Issue 108 |

rev. of The Earth in the Attic by Fady Joudah

by

The Earth in the Attic, poems by Fady Joudah (Yale):  Wallace Stevens wrote of the extraordinary pressure of news, how "the consciousness of the world" fixes on events that make "the ordinary movement of life seem to be the movement of people in the intervals of a storm. " Fady Joudah's debut collection explores both storms and intervals: the heavy weather and contemplative spaces of dislocation and exile. With engaging complexity, his poems filter contemporary news—its time and locales—through more universal lenses of lyric and parable (often with a second-person call-to-attention) and compellingly parallel human behavior and its host landscapes. In "Atlas," the powerful opening salvo, he begins:

The end of the road is a beautiful mirage:

White jeeps with mottos, white

And blue tarps where the dust gnaws
At your nostrils like a locust cloud
Or a helicopter thrashing the earth,
Wheat grains peppering the sky.

For now

Let me tell you a fable:

 

The opening line, somewhere between direct observation and figuration, segues into tangible objects in a figurative swirl: animate and non-sentient subjects engage, along with nouns and verbs in gerund forms. Beyond the object-figure collage, the shortest line in the poem, "For now," while suggesting an ephemeral nonchalance, also announces the stern and elegiac necessity to heed the tale about to unfold. That narrative is as much pastoral—hawks, hoopoes, and acacias—as it is political: hand-grenades, checkpoints, and jets. At poem's end, a fractured world is somewhat synthesized by our presence: when a nameless driver says, "Then you are one of us," both speaker and reader are implicated and brought into belonging. We begin to feel the burdens of individuals in the intervals of a storm.
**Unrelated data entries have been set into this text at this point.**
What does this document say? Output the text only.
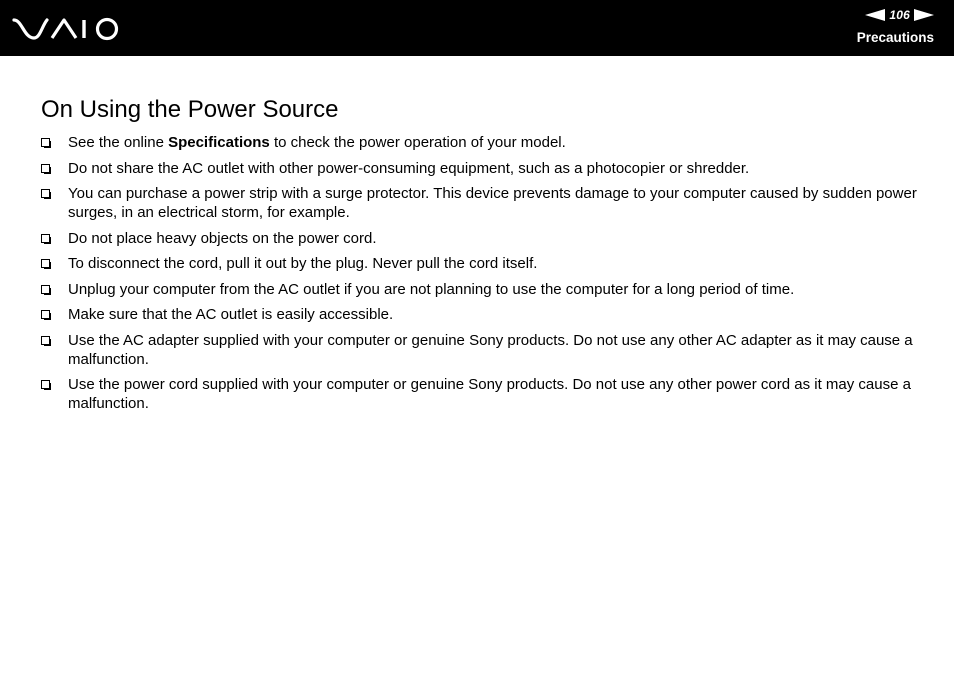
106
Precautions
On Using the Power Source
See the online Specifications to check the power operation of your model.
Do not share the AC outlet with other power-consuming equipment, such as a photocopier or shredder.
You can purchase a power strip with a surge protector. This device prevents damage to your computer caused by sudden power surges, in an electrical storm, for example.
Do not place heavy objects on the power cord.
To disconnect the cord, pull it out by the plug. Never pull the cord itself.
Unplug your computer from the AC outlet if you are not planning to use the computer for a long period of time.
Make sure that the AC outlet is easily accessible.
Use the AC adapter supplied with your computer or genuine Sony products. Do not use any other AC adapter as it may cause a malfunction.
Use the power cord supplied with your computer or genuine Sony products. Do not use any other power cord as it may cause a malfunction.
The implication factor in these poems often surprises, especially given the fabular feel of the landscape and its fleetingly encountered characters. Namelessness inhabits these poems in realms human and otherwise. Flowers are lent names that are taken back, flaps of peeling bark mark "trees whose names I do not know, and where / Would I find a botany guide here." Descriptions, sans naming, produce a startling simultaneity of presence and distance. In "Pulse," one of the book's best poems at balancing riveting portraiture with the measured reserve of tales, we learn that

 
Halimah's mother did not seem aware Halimah was dying.
 
You should have seen Halimah fight her airlessness
Twisting around for a comfortable spot in the world.
 

The choices involving names—the dying child named, the surviving mother not—and the second-person implication—"You should have seen"—feel colloquial yet grave. Hope regularly arrives and departs, as later in the poem, when we 're told "He came, the humanitarian man, / He came and loved, then he went." The nameless are too much with us, and they're fleeting.

These poems engender a simmering sympathy for those who bear personal and political burdens in the world, yet they maintain an emotionally taut diplomacy that eschews bathos and easy, partisan allegiances. Thus, a poem like "Resistance," ostensibly about a couple who silently disagree on when to harvest grapes, possesses a similar political gravitas as "Scarecrow," a poem that highlights Joudah's gifts for blending pastoral and political.

 
The rice field birds are too clever for scarecrows,
They know what they love, milk in the grain.
 
When it happens, there will be no time to look for anyone.
Husband, children, nine brothers and sisters.
 
You will drop your sugarcane-stick-beating of plastic bucket,
Stop shouting at birds and run.
 

If true pastorals are identified by location—the quiet, serene pasture—Joudah's lyrics are modern-day anti-pastorals, far more Darwinian than Edenic. Gaps between the natural world and the politics that color human behavior are negligible: the garden-world verges on nightmare, although humor, meticulous attention, and the poetic act of pushing back on reality help balance these sobering lyrics. The collection 's title appears in "Along Came a Spider": after a heavy downpour, "spiders bloom anywhere there's a web-hold / And the earth is like an attic." It's another reminder of a present-tense space that bears the weight of the past (attic as storage space) while suggesting some hopes for sustenance. In similar fashion, "Love Poem" privileges the imperative "say" as a conditional call-to-arms for imagination. Its penultimate line refers to "dreams," but one can easily substitute "poems" and recognize the keen, diligent heart of this collection, its dedicated resistance: "Say anything that doesn't wake me / From my morning sleep, / My dreams take too long / And I must finish them. "

Joudah's biography—a child of refugees, he's a Palestinian-American physician who worked in Zambia and Darfur for Doctors Without Borders—amplifies these lyrics, but they sing for themselves. Their beautifully rendered testimony walks a socio-political tightrope and emerges, shaped and challenged by contexts, on the universal side of the falls, where exiles might find place and the dispossessed, a foothold.  —Michael Morse

Michael Morse is a 2008-2009 fellow at the Fine Arts Work Center in Provincetown, and has published poems in A Public Space, Agni, The Canary, Field, Ploughshares, and Tin House. He teaches English at the Ethical Culture Fieldston School in New York.